Le vie dell'integrazione sono infinite

Il dono del sangue e la cittadinanza
Le vie dell’integrazione – anche in una società come quella italiana, notevolmente chiusa e come rattrappita – possono essere davvero infinite. Una notizia recente indica un percorso, tra i più appartati, eppure, per certi versi, tra i più significativi.

 

Il presidente dell’AVIS di Forlì Fabrizio Francia, al fine di raggiungere l’autosufficienza di sangue in quella città, invita gli immigrati a partecipare alla donazione. Non si tratta di una novità. Già avviene in moltissime zone d’Italia: e ciò, al di là del segnale di generosità che comunica, trasmette un’importante indicazione sul piano sociale. Tanto più interessante perché, diversamente dalla retorica dominante, tutta concentrata sulla dimensione dei “doveri” (sacrosanta, sia chiaro), qui siamo in presenza di un atto di totale gratuità. Siamo, cioè, nell’ambito del dono. Ma, proprio attraverso l’oblazione, passa la più sottile e forse robusta prassi di integrazione. Lo straniero che dona il sangue, anonimamente e a un destinatario che sarà anonimo, sta già, nella sfera della cittadinanza. Ci sta, e per sua scelta, sotto il profilo dello scambio simbolico (sangue versus riconoscenza, seppure indistinta e impersonale) e su quello della propria soggettività.

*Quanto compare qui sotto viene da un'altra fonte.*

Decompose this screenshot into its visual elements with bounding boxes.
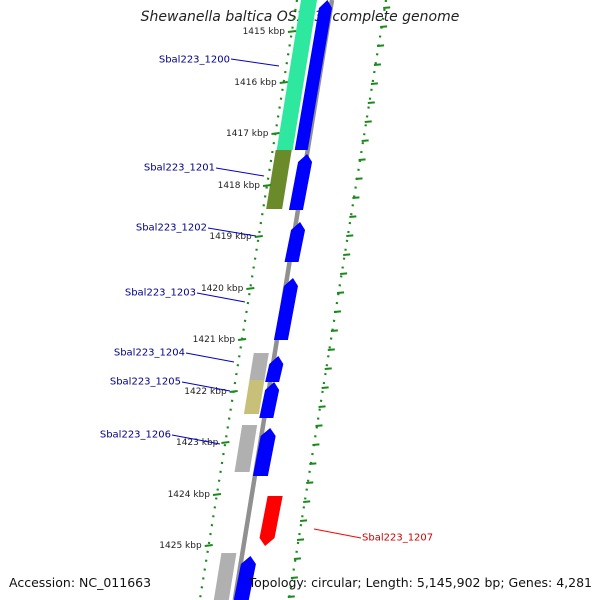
- gene-arrow-sbal223-1204a[interactable]: [265, 356, 284, 382]
- scale-tick-mark: [221, 441, 230, 444]
- outer-dash-mark: [321, 386, 329, 389]
- scale-tick-label: 1416 kbp: [234, 78, 277, 88]
- pseudo-feature-band: [213, 553, 237, 600]
- right-dotted-guide: [287, 0, 388, 600]
- gene-arrow-sbal223-1207[interactable]: [259, 496, 283, 546]
- gene-arrow-sbal223-1206[interactable]: [252, 428, 276, 476]
- outer-dash-mark: [296, 538, 305, 541]
- scale-tick-label: 1420 kbp: [201, 284, 244, 294]
- outer-dash-mark: [315, 424, 323, 427]
- gene-labels[interactable]: Sbal223_1200 Sbal223_1201 Sbal223_1202 Sbal…: [100, 55, 433, 544]
- gene-arrow-sbal223-1205[interactable]: [259, 382, 280, 418]
- outer-dash-mark: [358, 158, 366, 161]
- gene-label-leader: [230, 58, 280, 67]
- outer-dash-mark: [324, 367, 332, 370]
- scale-tick-label: 1415 kbp: [243, 27, 286, 37]
- scale-tick-mark: [262, 184, 272, 187]
- gene-label-sbal223-1200[interactable]: Sbal223_1200: [159, 55, 230, 66]
- outer-dash-mark: [293, 557, 302, 560]
- scale-tick-mark: [204, 544, 213, 547]
- outer-dash-mark: [290, 576, 298, 579]
- outer-dash-mark: [383, 6, 391, 9]
- gene-label-leader: [313, 528, 362, 539]
- gene-label-leader: [215, 167, 265, 177]
- gene-label-sbal223-1202[interactable]: Sbal223_1202: [136, 223, 207, 234]
- outer-dash-mark: [336, 291, 345, 294]
- gene-label-sbal223-1203[interactable]: Sbal223_1203: [125, 288, 196, 299]
- gene-label-leader: [207, 227, 257, 237]
- rrna-band: [276, 0, 317, 150]
- outer-dash-mark: [380, 25, 388, 28]
- outer-dash-mark: [340, 272, 348, 275]
- scale-tick-label: 1425 kbp: [159, 541, 202, 551]
- scale-ticks: 1415 kbp 1416 kbp 1417 kbp 1418 kbp 1419 kbp…: [159, 27, 297, 551]
- gene-label-sbal223-1206[interactable]: Sbal223_1206: [100, 430, 171, 441]
- outer-dash-mark: [346, 234, 354, 237]
- scale-tick-label: 1418 kbp: [218, 181, 261, 191]
- outer-dash-mark: [327, 348, 335, 351]
- outer-dash-mark: [376, 44, 385, 47]
- outer-dash-mark: [370, 82, 378, 85]
- outer-dash-mark: [364, 120, 372, 123]
- gene-arrow-next[interactable]: [233, 556, 256, 600]
- scale-tick-label: 1424 kbp: [168, 490, 211, 500]
- scale-tick-label: 1419 kbp: [209, 232, 252, 242]
- outer-dash-mark: [300, 519, 308, 522]
- khaki-feature-band: [243, 380, 265, 414]
- outer-dash-mark: [355, 177, 363, 180]
- outer-dash-mark: [303, 500, 311, 503]
- gene-label-leader: [185, 352, 235, 363]
- outer-dash-mark: [361, 139, 369, 142]
- gene-label-sbal223-1204[interactable]: Sbal223_1204: [114, 348, 185, 359]
- scale-tick-label: 1423 kbp: [176, 438, 219, 448]
- genome-summary-text: Topology: circular; Length: 5,145,902 bp…: [248, 575, 592, 590]
- pseudo-feature-band: [234, 425, 258, 472]
- gene-label-leader: [181, 381, 231, 392]
- scale-tick-mark: [254, 235, 263, 238]
- outer-dash-mark: [318, 405, 326, 408]
- outer-dash-mark: [309, 462, 317, 465]
- outer-dash-mark: [312, 443, 320, 446]
- feature-bands: [213, 0, 317, 600]
- gene-arrow-sbal223-1200[interactable]: [294, 0, 332, 150]
- scale-tick-label: 1417 kbp: [226, 129, 269, 139]
- gene-label-leader: [196, 292, 246, 303]
- outer-dash-mark: [352, 196, 360, 199]
- gene-label-leader: [171, 434, 221, 445]
- pseudo-feature-band: [249, 353, 269, 380]
- accession-text: Accession: NC_011663: [9, 575, 152, 590]
- gene-label-sbal223-1201[interactable]: Sbal223_1201: [144, 163, 215, 174]
- outer-dash-mark: [367, 101, 375, 104]
- gene-label-sbal223-1205[interactable]: Sbal223_1205: [110, 377, 181, 388]
- outer-dash-mark: [349, 215, 357, 218]
- scale-tick-mark: [287, 30, 297, 33]
- outer-dash-mark: [330, 329, 338, 332]
- scale-tick-label: 1421 kbp: [193, 335, 236, 345]
- outer-dash-track: [287, 6, 391, 598]
- scale-tick-mark: [279, 81, 288, 84]
- gene-arrows[interactable]: [233, 0, 332, 600]
- gene-arrow-sbal223-1202[interactable]: [284, 222, 306, 262]
- gene-label-sbal223-1207[interactable]: Sbal223_1207: [362, 533, 433, 544]
- gene-arrow-sbal223-1201[interactable]: [288, 154, 313, 210]
- scale-tick-mark: [237, 338, 247, 341]
- scale-tick-mark: [246, 287, 255, 290]
- scale-tick-mark: [212, 493, 222, 496]
- outer-dash-mark: [333, 310, 342, 313]
- scale-tick-label: 1422 kbp: [184, 387, 227, 397]
- olive-feature-band: [266, 150, 292, 209]
- scale-tick-mark: [271, 132, 280, 135]
- outer-dash-mark: [306, 481, 314, 484]
- outer-dash-mark: [343, 253, 351, 256]
- scale-tick-mark: [229, 390, 238, 393]
- outer-dash-mark: [373, 63, 382, 66]
- outer-dash-mark: [287, 595, 295, 598]
- gene-arrow-sbal223-1203[interactable]: [273, 278, 298, 340]
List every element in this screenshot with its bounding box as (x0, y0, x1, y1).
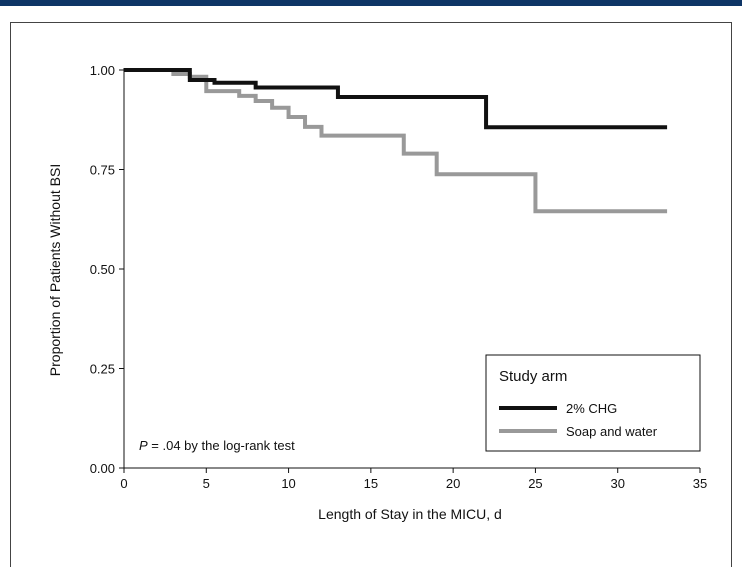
x-tick-label: 25 (528, 476, 542, 491)
y-tick-label: 0.00 (90, 461, 115, 476)
legend-title: Study arm (499, 368, 567, 385)
x-tick-label: 35 (693, 476, 707, 491)
y-tick-label: 0.75 (90, 163, 115, 178)
x-tick-label: 0 (120, 476, 127, 491)
y-tick-label: 0.25 (90, 362, 115, 377)
series-layer (124, 68, 668, 214)
y-tick-label: 1.00 (90, 63, 115, 78)
x-tick-label: 20 (446, 476, 460, 491)
y-tick-label: 0.50 (90, 262, 115, 277)
figure-frame (10, 22, 732, 567)
series-line-soap (124, 68, 668, 214)
chart-axes: 0 5 10 15 20 25 30 35 0.00 0.25 0.50 0.75 1.00 (90, 63, 708, 491)
legend: Study arm 2% CHG Soap and water (485, 354, 701, 452)
p-symbol: P (139, 438, 148, 453)
legend-label-soap: Soap and water (566, 424, 658, 439)
y-axis-title: Proportion of Patients Without BSI (47, 164, 63, 376)
x-tick-label: 10 (281, 476, 295, 491)
x-tick-label: 5 (203, 476, 210, 491)
series-line-chg (124, 68, 668, 130)
legend-label-chg: 2% CHG (566, 401, 617, 416)
x-axis-title: Length of Stay in the MICU, d (318, 506, 502, 522)
p-value-annotation: P = .04 by the log-rank test (139, 438, 295, 453)
top-banner-bar (0, 0, 742, 6)
legend-box (485, 354, 701, 452)
x-tick-label: 30 (610, 476, 624, 491)
x-tick-label: 15 (364, 476, 378, 491)
p-value-text: = .04 by the log-rank test (148, 438, 295, 453)
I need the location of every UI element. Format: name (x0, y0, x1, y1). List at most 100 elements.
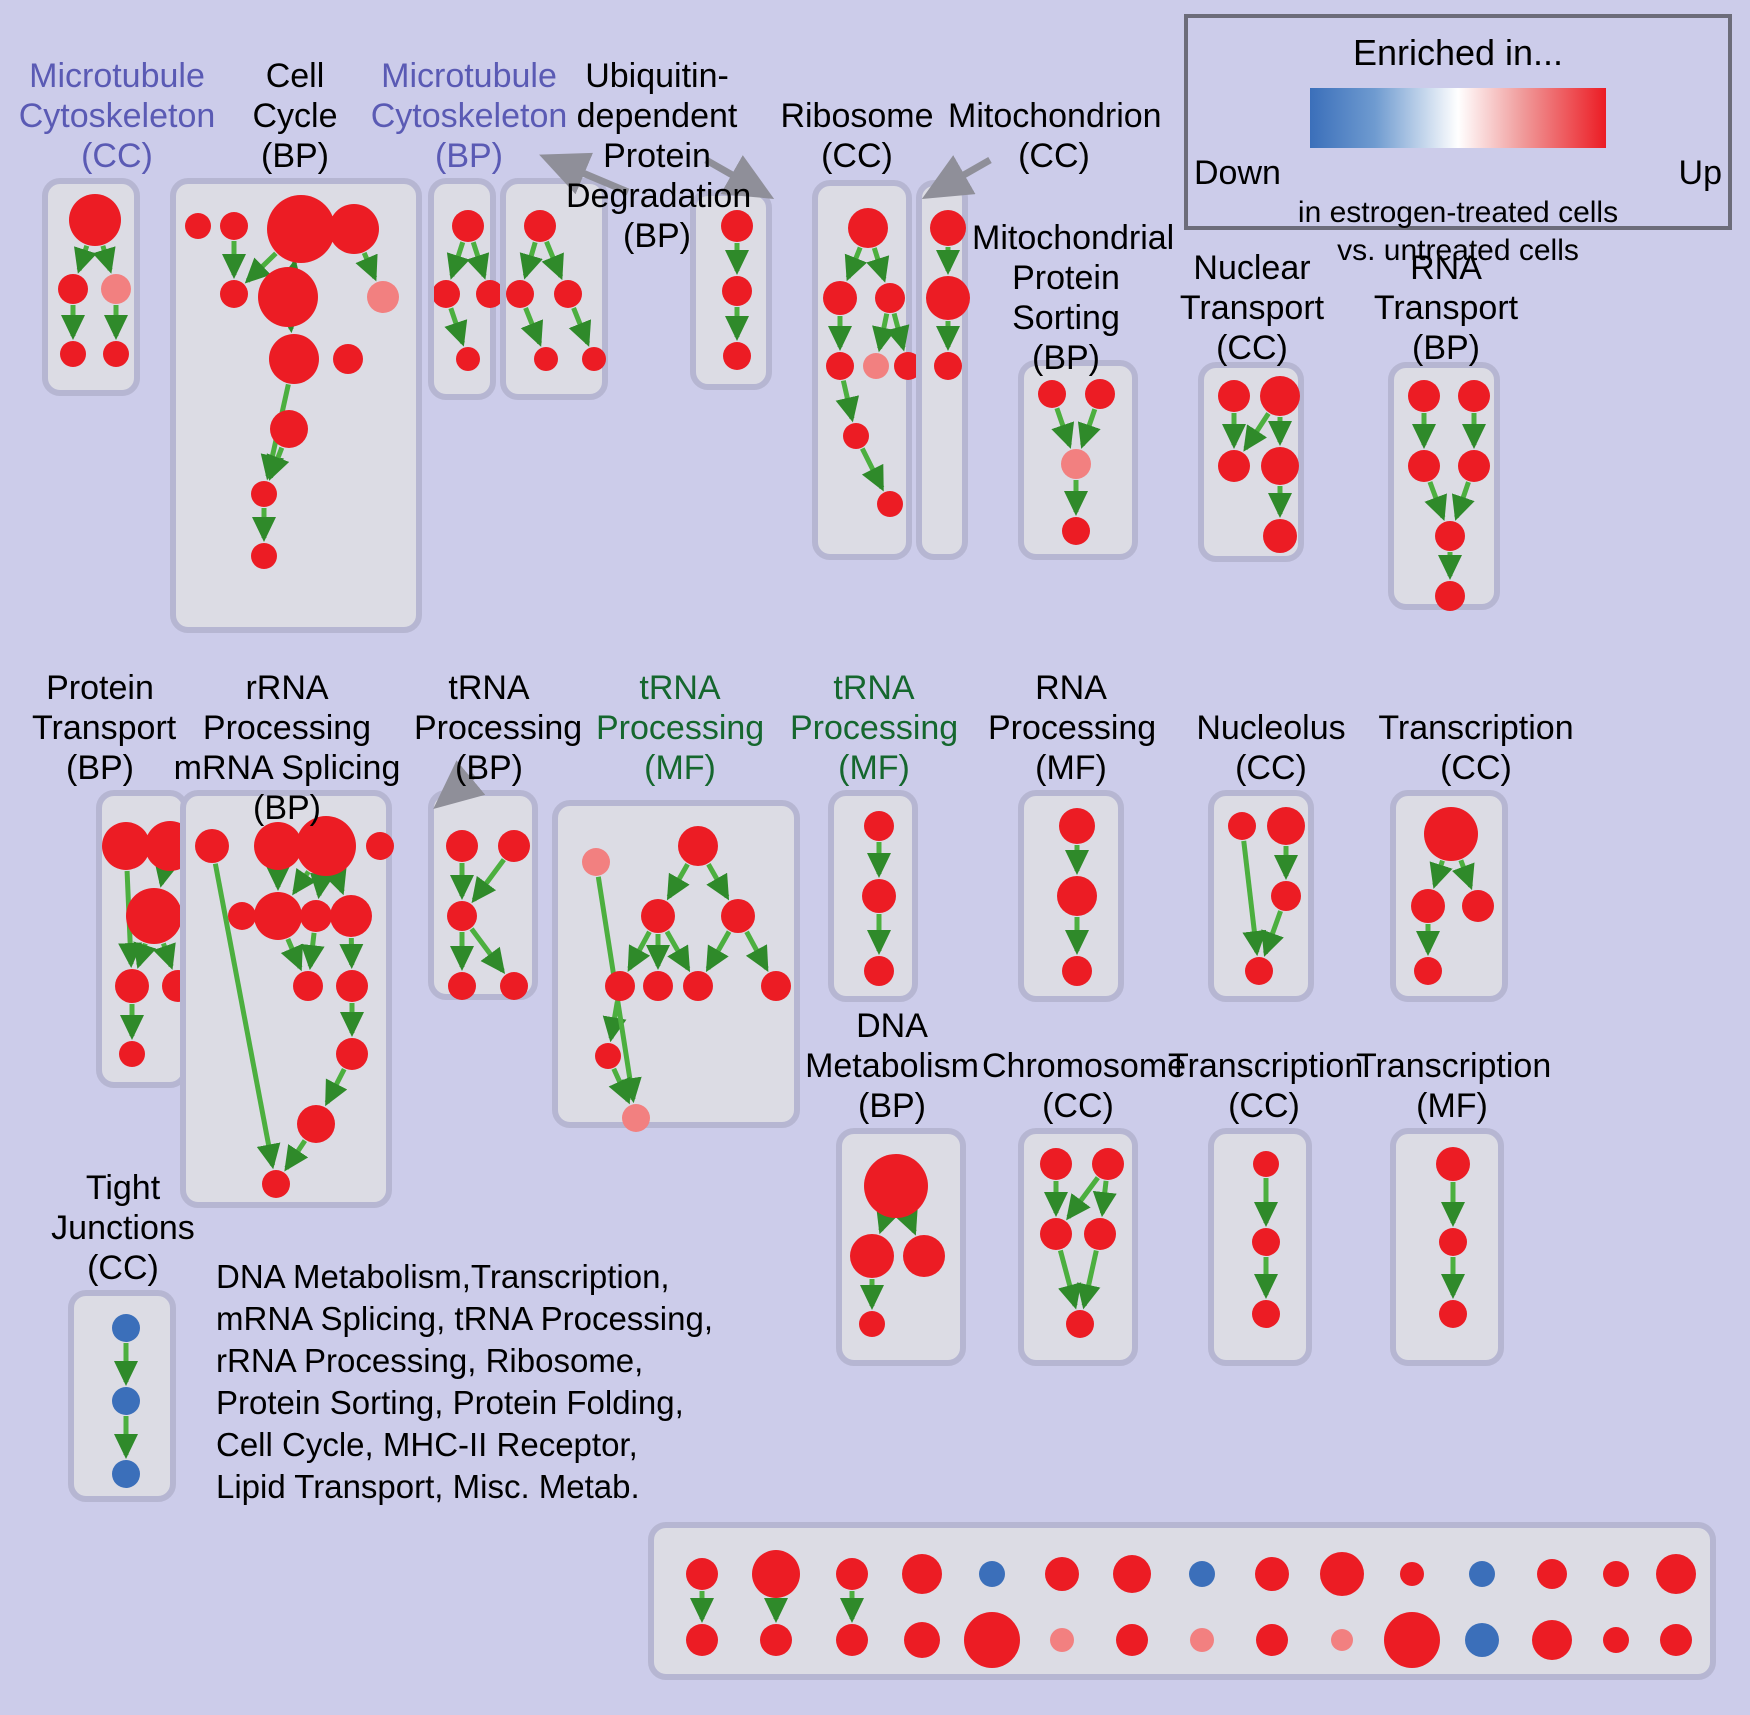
graph-node[interactable] (254, 822, 302, 870)
graph-node[interactable] (641, 899, 675, 933)
graph-node[interactable] (1228, 812, 1256, 840)
graph-node[interactable] (1439, 1228, 1467, 1256)
graph-node[interactable] (1038, 380, 1066, 408)
graph-node[interactable] (926, 276, 970, 320)
graph-node[interactable] (300, 900, 332, 932)
graph-node[interactable] (1424, 807, 1478, 861)
cluster-box-misc-bottom-row[interactable] (648, 1522, 1716, 1680)
graph-node[interactable] (1458, 450, 1490, 482)
graph-node[interactable] (1435, 521, 1465, 551)
cluster-box-microtubule-cytoskeleton-bp[interactable] (428, 178, 502, 400)
graph-node[interactable] (862, 879, 896, 913)
graph-node[interactable] (836, 1558, 868, 1590)
graph-node[interactable] (1092, 1148, 1124, 1180)
graph-node[interactable] (498, 830, 530, 862)
graph-node[interactable] (1469, 1561, 1495, 1587)
graph-node[interactable] (254, 892, 302, 940)
graph-node[interactable] (864, 1154, 928, 1218)
graph-node[interactable] (434, 280, 460, 308)
cluster-box-trna-processing-mf-2[interactable] (828, 790, 918, 1002)
graph-node[interactable] (270, 410, 308, 448)
graph-node[interactable] (1261, 447, 1299, 485)
graph-node[interactable] (1189, 1561, 1215, 1587)
graph-node[interactable] (848, 208, 888, 248)
graph-node[interactable] (761, 971, 791, 1001)
graph-node[interactable] (643, 971, 673, 1001)
graph-node[interactable] (1062, 517, 1090, 545)
graph-node[interactable] (1400, 1562, 1424, 1586)
graph-node[interactable] (185, 213, 211, 239)
graph-node[interactable] (101, 274, 131, 304)
graph-node[interactable] (119, 1041, 145, 1067)
graph-node[interactable] (1057, 876, 1097, 916)
graph-node[interactable] (859, 1311, 885, 1337)
cluster-box-cell-cycle-bp[interactable] (170, 178, 422, 633)
cluster-box-dna-metabolism-bp[interactable] (836, 1128, 966, 1366)
graph-node[interactable] (823, 281, 857, 315)
graph-node[interactable] (220, 212, 248, 240)
graph-node[interactable] (1436, 1147, 1470, 1181)
graph-node[interactable] (447, 901, 477, 931)
graph-node[interactable] (1255, 1557, 1289, 1591)
graph-node[interactable] (1085, 379, 1115, 409)
cluster-box-mitochondrial-protein-sorting-bp[interactable] (1018, 360, 1138, 560)
graph-node[interactable] (930, 210, 966, 246)
graph-node[interactable] (1066, 1310, 1094, 1338)
graph-node[interactable] (60, 341, 86, 367)
cluster-box-ribosome-cc[interactable] (812, 180, 918, 560)
graph-node[interactable] (333, 344, 363, 374)
graph-node[interactable] (1116, 1624, 1148, 1656)
cluster-box-transcription-cc-top[interactable] (1390, 790, 1508, 1002)
graph-node[interactable] (864, 956, 894, 986)
cluster-box-rna-transport-bp[interactable] (1388, 362, 1500, 611)
graph-node[interactable] (1331, 1629, 1353, 1651)
graph-node[interactable] (195, 829, 229, 863)
graph-node[interactable] (330, 895, 372, 937)
graph-node[interactable] (329, 204, 379, 254)
graph-node[interactable] (524, 210, 556, 242)
graph-node[interactable] (683, 971, 713, 1001)
graph-node[interactable] (251, 481, 277, 507)
graph-node[interactable] (267, 195, 335, 263)
graph-node[interactable] (1059, 808, 1095, 844)
cluster-box-microtubule-cytoskeleton-cc[interactable] (42, 178, 140, 396)
cluster-box-rrna-processing-mrna-splicing-bp[interactable] (180, 790, 394, 1208)
graph-node[interactable] (115, 969, 149, 1003)
graph-node[interactable] (367, 281, 399, 313)
graph-node[interactable] (554, 280, 582, 308)
graph-node[interactable] (1045, 1557, 1079, 1591)
graph-node[interactable] (1050, 1628, 1074, 1652)
graph-node[interactable] (476, 280, 502, 308)
cluster-box-trna-processing-mf-1[interactable] (552, 800, 800, 1132)
graph-node[interactable] (686, 1558, 718, 1590)
graph-node[interactable] (1245, 957, 1273, 985)
graph-node[interactable] (1040, 1218, 1072, 1250)
cluster-box-trna-processing-bp[interactable] (428, 790, 538, 1000)
graph-node[interactable] (1462, 890, 1494, 922)
graph-node[interactable] (1252, 1228, 1280, 1256)
cluster-box-nuclear-transport-cc[interactable] (1198, 362, 1304, 562)
graph-node[interactable] (1252, 1300, 1280, 1328)
graph-node[interactable] (903, 1235, 945, 1277)
cluster-box-ubiquitin-dependent-protein-degradation-bp[interactable] (500, 178, 608, 400)
graph-node[interactable] (1660, 1624, 1692, 1656)
cluster-box-rna-processing-mf[interactable] (1018, 790, 1124, 1002)
graph-node[interactable] (1218, 380, 1250, 412)
graph-node[interactable] (1411, 889, 1445, 923)
graph-node[interactable] (1260, 376, 1300, 416)
graph-node[interactable] (69, 194, 121, 246)
graph-node[interactable] (336, 1038, 368, 1070)
cluster-box-protein-transport-bp[interactable] (96, 790, 194, 1088)
graph-node[interactable] (293, 971, 323, 1001)
graph-node[interactable] (1253, 1151, 1279, 1177)
graph-node[interactable] (934, 352, 962, 380)
graph-node[interactable] (534, 347, 558, 371)
graph-node[interactable] (678, 826, 718, 866)
graph-node[interactable] (622, 1104, 650, 1132)
graph-node[interactable] (1218, 450, 1250, 482)
graph-node[interactable] (112, 1387, 140, 1415)
graph-node[interactable] (258, 267, 318, 327)
graph-node[interactable] (605, 971, 635, 1001)
graph-node[interactable] (102, 822, 150, 870)
graph-node[interactable] (112, 1314, 140, 1342)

Si tratta di processi sotterranei, quasi sempre invisibili e silenziosi, e tuttavia tenaci e fertili. Quell’immigrato sta già, a prescindere dalla formalità giuridica e dalla burocrazia amministrativa, all’interno di un patto sociale con i residenti. Un patto sociale tanto più forte perché di natura interamente volontaria, non dichiarata, non trascritta. Una ragione in più per apprezzarlo e valorizzarlo. È anche per queste vie, così discrete e decentrate, che passa l’integrazione possibile.